Where Do We Go from Here

Martin Luther King, Jr. Where Do We Go from Here: Chaos or Community.
Boston: Beacon Press, 1967.
Special Collections Department

THE MOST INFLUENTIAL and well known of the Black leaders that emerged in the sixties, Dr. Martin Luther King, was president of the Southern Christian Leadership Conference. He and his followers organized numerous marches, rallies, and strikes to call attention to the systematic discrimination against minorities that was endemic in American society. His belief was in nonviolent confrontation with the authorities and a prodding of the conscience of the white majority to effect social change. He convinced President Kennedy and later President Johnson to push for legislation to end discrimination and was awarded the Nobel Peace prize in 1964. On April 4, 1968, King was assassinated in Memphis while there to organize a garbage workers strike.

To bear witness

To Bear Witness.
Boston: Unitarian Freedom Fund, 1965.
Special Collections Department

TO BEAR WITNESS is a pictorial essay of one of the most celebrated marches of the Civil Rights era. Organized by Dr. Martin Luther King, Jr., supporters attempted to march from Selma to the Alabama State Capitol on March 7th, 1965. That rally was broken up by police who were televised beating men, women, and children, and dispersing the crowds with water cannons and attack dogs. On March 17, United States District Judge Frank M. Johnson, ordered state and county officials "to permit and protect" the marchers on the fifty mile walk from Selma, Alabama, to the courthouse in Montgomery. The National Guard was called out to preserve the peace and on March 25th the protesters began the march. It was estimated that forty thousand men, women, and children completed the journey.

Fight for Freedom

Langston Hughes. Fight for Freedom: The Story of the NAACP.
New York: W.W. Norton and Co., 1962.
Special Collections Department

FOUNDED IN 1909, the NAACP was formed from an organization of black militants called the Niagara Movement led by W.E.B. DuBois. DuBois became the editor of the NAACP publication, CRISIS. The NAACP focused on litigation, legislation, and education to achieve racial equality in America. Through the ensuing decades there would be many legal battles, often in the Supreme Court, and the organization gained renown for these hard fought, though often slowly won victories. In 1967, the NAACP boasted a membership of over 400,000, but it was often criticized by other black organizations for not being more radical in its efforts to effect equality. Langston Hughes, celebrated novelist, poet, playwright, and essayist, wrote this history of the most enduring of all the civil rights organizations.

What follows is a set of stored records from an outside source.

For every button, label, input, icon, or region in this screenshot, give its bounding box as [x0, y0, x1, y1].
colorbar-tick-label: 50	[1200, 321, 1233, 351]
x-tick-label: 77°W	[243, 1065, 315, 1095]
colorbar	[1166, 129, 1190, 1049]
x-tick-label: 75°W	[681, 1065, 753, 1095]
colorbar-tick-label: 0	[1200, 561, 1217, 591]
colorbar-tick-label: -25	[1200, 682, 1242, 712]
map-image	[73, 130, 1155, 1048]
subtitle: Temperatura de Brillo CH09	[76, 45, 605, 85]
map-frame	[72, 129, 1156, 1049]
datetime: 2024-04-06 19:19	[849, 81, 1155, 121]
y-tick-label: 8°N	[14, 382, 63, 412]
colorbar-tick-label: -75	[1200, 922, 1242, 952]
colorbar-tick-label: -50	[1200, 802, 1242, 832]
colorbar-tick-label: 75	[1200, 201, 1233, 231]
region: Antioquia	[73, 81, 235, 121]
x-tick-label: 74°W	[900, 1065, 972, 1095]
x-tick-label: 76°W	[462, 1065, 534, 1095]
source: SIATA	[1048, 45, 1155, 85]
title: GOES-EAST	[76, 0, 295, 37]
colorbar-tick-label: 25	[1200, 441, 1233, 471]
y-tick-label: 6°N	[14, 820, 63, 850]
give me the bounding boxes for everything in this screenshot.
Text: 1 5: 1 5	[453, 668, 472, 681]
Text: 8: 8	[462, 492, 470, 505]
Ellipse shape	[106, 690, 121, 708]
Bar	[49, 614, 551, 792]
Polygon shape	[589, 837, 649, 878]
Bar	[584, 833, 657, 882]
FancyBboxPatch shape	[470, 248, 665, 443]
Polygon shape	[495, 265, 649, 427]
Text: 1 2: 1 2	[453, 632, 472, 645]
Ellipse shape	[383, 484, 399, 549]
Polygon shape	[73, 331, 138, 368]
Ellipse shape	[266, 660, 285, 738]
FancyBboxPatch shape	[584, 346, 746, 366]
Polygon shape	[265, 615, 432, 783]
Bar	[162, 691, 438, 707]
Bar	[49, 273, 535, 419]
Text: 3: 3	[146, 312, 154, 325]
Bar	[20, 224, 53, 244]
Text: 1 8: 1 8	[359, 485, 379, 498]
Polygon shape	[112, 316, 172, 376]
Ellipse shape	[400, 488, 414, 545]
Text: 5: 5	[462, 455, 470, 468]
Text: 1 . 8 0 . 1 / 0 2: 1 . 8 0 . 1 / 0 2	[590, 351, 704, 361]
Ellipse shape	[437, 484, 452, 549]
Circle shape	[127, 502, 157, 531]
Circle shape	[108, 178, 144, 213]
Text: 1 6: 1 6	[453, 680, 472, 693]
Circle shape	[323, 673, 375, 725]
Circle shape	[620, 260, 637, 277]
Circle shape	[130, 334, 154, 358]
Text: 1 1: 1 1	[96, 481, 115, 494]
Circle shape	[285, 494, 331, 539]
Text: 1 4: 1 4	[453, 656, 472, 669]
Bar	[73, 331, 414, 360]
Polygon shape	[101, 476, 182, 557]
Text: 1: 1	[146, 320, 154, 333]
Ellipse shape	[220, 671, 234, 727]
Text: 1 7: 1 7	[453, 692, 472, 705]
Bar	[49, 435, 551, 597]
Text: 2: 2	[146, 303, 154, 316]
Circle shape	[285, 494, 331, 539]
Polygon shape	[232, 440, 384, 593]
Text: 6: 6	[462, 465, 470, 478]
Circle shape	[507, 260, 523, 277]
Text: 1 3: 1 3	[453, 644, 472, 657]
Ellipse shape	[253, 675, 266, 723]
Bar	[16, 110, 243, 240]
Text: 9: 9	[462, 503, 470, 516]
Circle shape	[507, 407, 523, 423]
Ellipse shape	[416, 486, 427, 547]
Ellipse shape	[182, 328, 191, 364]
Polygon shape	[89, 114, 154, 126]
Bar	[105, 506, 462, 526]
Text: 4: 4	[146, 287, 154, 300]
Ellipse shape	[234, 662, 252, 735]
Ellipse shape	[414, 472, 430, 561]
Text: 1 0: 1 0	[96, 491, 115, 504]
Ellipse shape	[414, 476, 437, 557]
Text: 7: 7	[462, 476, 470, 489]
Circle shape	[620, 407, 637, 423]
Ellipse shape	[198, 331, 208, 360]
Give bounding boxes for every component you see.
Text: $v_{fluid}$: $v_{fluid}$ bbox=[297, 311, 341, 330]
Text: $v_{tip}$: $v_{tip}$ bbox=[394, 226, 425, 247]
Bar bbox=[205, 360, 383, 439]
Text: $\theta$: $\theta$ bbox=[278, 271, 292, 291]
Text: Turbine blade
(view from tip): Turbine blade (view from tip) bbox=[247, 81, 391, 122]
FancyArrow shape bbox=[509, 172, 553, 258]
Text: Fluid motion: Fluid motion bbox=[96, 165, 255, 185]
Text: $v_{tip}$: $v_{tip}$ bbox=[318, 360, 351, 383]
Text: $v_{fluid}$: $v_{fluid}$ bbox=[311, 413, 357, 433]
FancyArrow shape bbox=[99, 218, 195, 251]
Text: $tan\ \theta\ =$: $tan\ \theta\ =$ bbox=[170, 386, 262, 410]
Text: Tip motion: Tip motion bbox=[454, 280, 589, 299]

Autobiography of Malcolm X

Malcolm X and Alex Haley. The Autobiography of Malcolm X.
New York: Grove Press, 1966.
Special Collections Department

BORN MALCOLM LITTLE, Malcolm X began his real education in a prison library where he was serving time for robbery. Upon his release, he joined the Nation of Islam whose leader Elijah Muhammad preached that the black race was superior to the white, that the white race was inherently evil, and that total separation was the only way to achieve racial equality. Malcolm X rose quickly through the ranks, attracting numerous converts with his fiery oratory skills, organizational abilities, and tireless work. In 1964, disturbed by Elijah Muhammad's accumulation of wealth, Malcolm X left the Nation of Islam and started his own organization, the Organization of Afro-American Unity, which vowed to promote greater harmony among all nationalities and races. He was warned repeatedly that some of his former associates were plotting to kill him, and on February 22, 1965 three men shot him to death as he gave a speech in the Harlem Ballroom.

Soul on Ice

Eldridge Cleaver. Soul on Ice.
New York: McGraw-Hill, 1967.
Special Collections Department

SOUL ON ICE, a series of essays about the situation of alienated blacks in America, was written while Cleaver was in prison serving time for drug dealing and rape. Inspired by the teachings of Malcolm X and believing that armed insurrection and the establishment of a separatist black state was the only way to achieve racial equality, Cleaver, upon release from jail, joined the Black Panthers and was appointed their Minister of Information. Despite the great success of Soul on Ice and the acclaim Cleaver garnered from the white liberal and black communities, he was arrested in 1968 in a shootout with police. One Panther was killed, and Cleaver and a police officer were wounded. Rather than face charges, Cleaver fled the country and began a seven-year tour of communist and Muslim countries such as Cuba, Algeria, North Vietnam, and the Soviet Union, where he was welcomed as a celebrity political prisoner. In 1975, disenchanted with the actual workings of communism, Cleaver returned to the United States to face federal charges. The most serious of the charges were dropped and he was sentenced to serve 1,200 hours of community service. Cleaver later toured the country giving talks that were inspired by his conversion to Christianity.

Black Power

Stokely Carmichael and Charles V. Hamilton. Black Power: The Politics of Liberation in America.
New York: Vintage Books, 1967.
Special Collections Department

STOKELY CARMICHAEL BECAME president of the Student Nonviolent Coordinating Committee in 1966 where he gained national prominence as the originator of the term "Black Power." He had been active in the organization during the Freedom Rides and had run a successful campaign to increase voter registration in Lowndes County, Mississippi. In 1967, Carmichael left the SNCC and joined the Black Panthers where he rose to the position of Prime Minister. This book, written with Charles V. Hamilton, is a call for "black people . . . to unite, to recognize their heritage, to build a sense of community . . . to define their goals, to lead their own organizations, and to support those organizations . . . a call to reject the racist institutions and values of this society." Frustrated with the Panther's seeming acquiescence to white radicals, Carmichael resigned in 1969 and left the country to live in Guinea, West Africa.

Home

LeRoi Jones. Home.
New York: William Morrow & Co., 1966.
Special Collections Department

LEROI JONES, WHO took the Muslim name Amiri Baraka, was one of the most influential of the Beat poets and playwrights. By the mid-sixties, he was promoting separatist ideals and no longer felt he could associate with whites, including his former wife, Hettie, and their children. His writings of this period reflected a militant's perspective and called for a complete separation of the races. Some of the essays in this book include, "Black is a Country," "What does Non-violence Mean," and "The Legacy of Malcolm X and the Coming of the Black Nation." By the early seventies, Jones began to see intolerance and racism in the advocacy of separatism, and his work changed to reflect a new perspective that attempted to unify all races.